Les chercheurs ont confirmé cette chaîne d'événements en effectuant des tests dans une boîte de Pétri en utilisant des cellules nerveuses humaines. Ils ont exposé ces cellules à une toxine imitant la maladie de Parkinson, ce qui a provoqué la fragmentation des mitochondries et l'affaiblissement des cellules. Lorsqu'ils ont réintroduit le microARN dans ces cellules endommagées, les mitochondries ont cessé de se diviser, les cellules ont retrouvé leur énergie et ont mieux survécu. Cela a confirmé que le microARN est une cause directe de la protection, et non un simple effet secondaire. L'étude suggère que l'acte physique de courir déclenche une cascade d'événements : il booste les niveaux d'un microARN protecteur, qui à son tour arrête une protéine nocive de détruire les centres énergétiques de la cellule. Ce processus aide les cellules cérébrales à survivre et à continuer de communiquer entre elles, ce qui se traduit par un meilleur mouvement chez l'animal.

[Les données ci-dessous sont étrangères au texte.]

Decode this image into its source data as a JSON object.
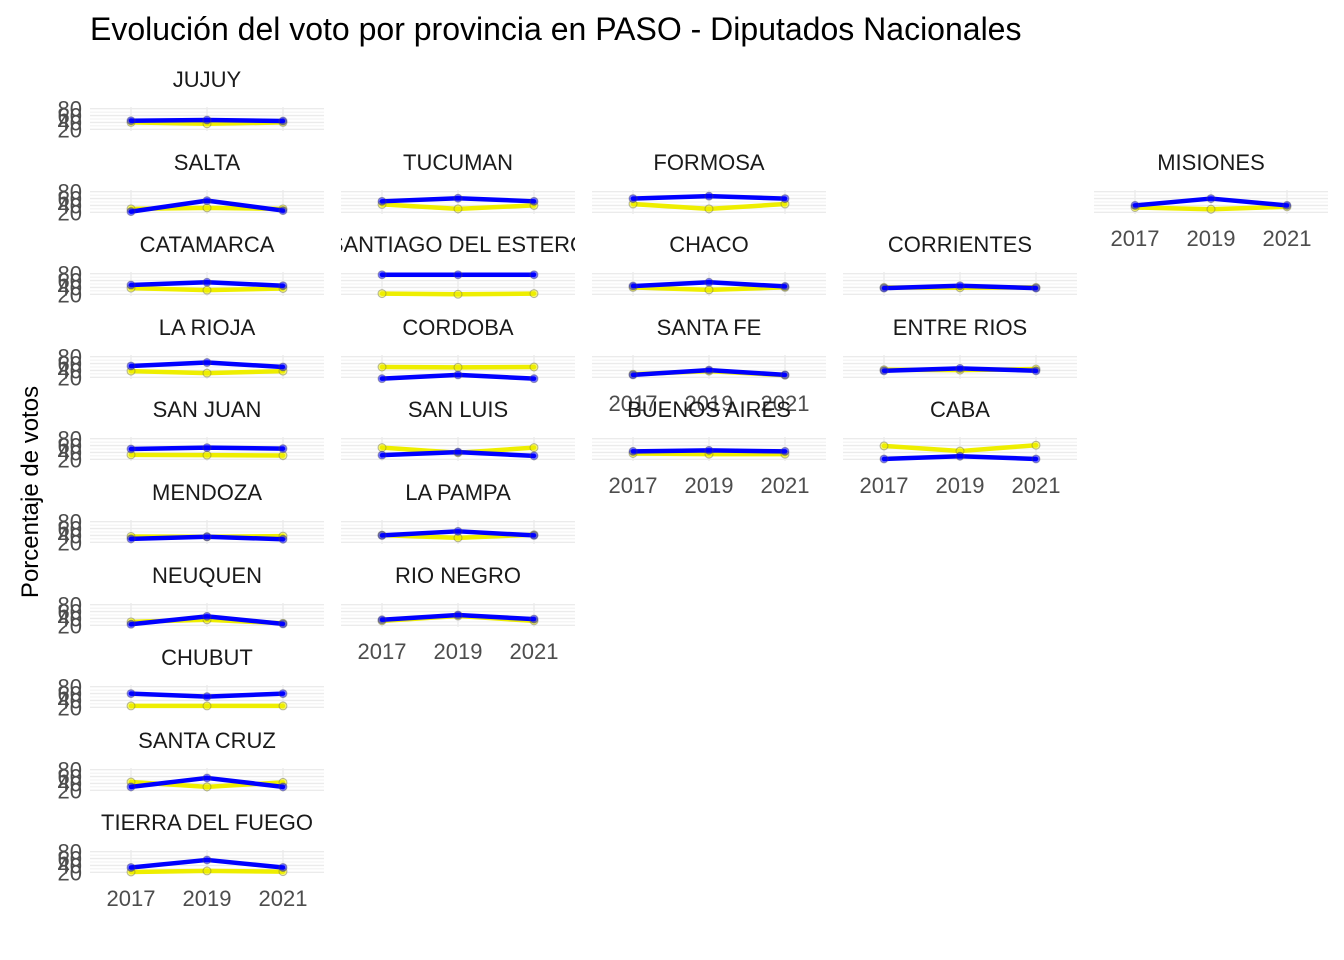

Bien que l'étude ait été menée sur des souris et des cellules, les conclusions offrent un aperçu clair de la manière dont l'exercice pourrait fonctionner comme une thérapie. Les chercheurs n'ont pas affirmé que l'exercice est un remède, mais ils ont fourni une carte détaillée du mécanisme biologique qui lie l'activité physique à la santé cérébrale. Ils ont montré que le mouvement ne fait pas qu'aider le corps ; il envoie un signal chimique au cerveau qui répare la machinerie même des cellules. En comprenant cette voie, les scientifiques peuvent voir comment une intervention simple, non médicamenteuse comme la course à pied, peut retarder la progression d'une maladie dévastatrice. Ce travail souligne que le cerveau est réactif à l'effort physique, utilisant le mouvement du corps pour déclencher un système d'auto-réparation qui maintient les cellules nerveuses vivantes et fonctionnelles.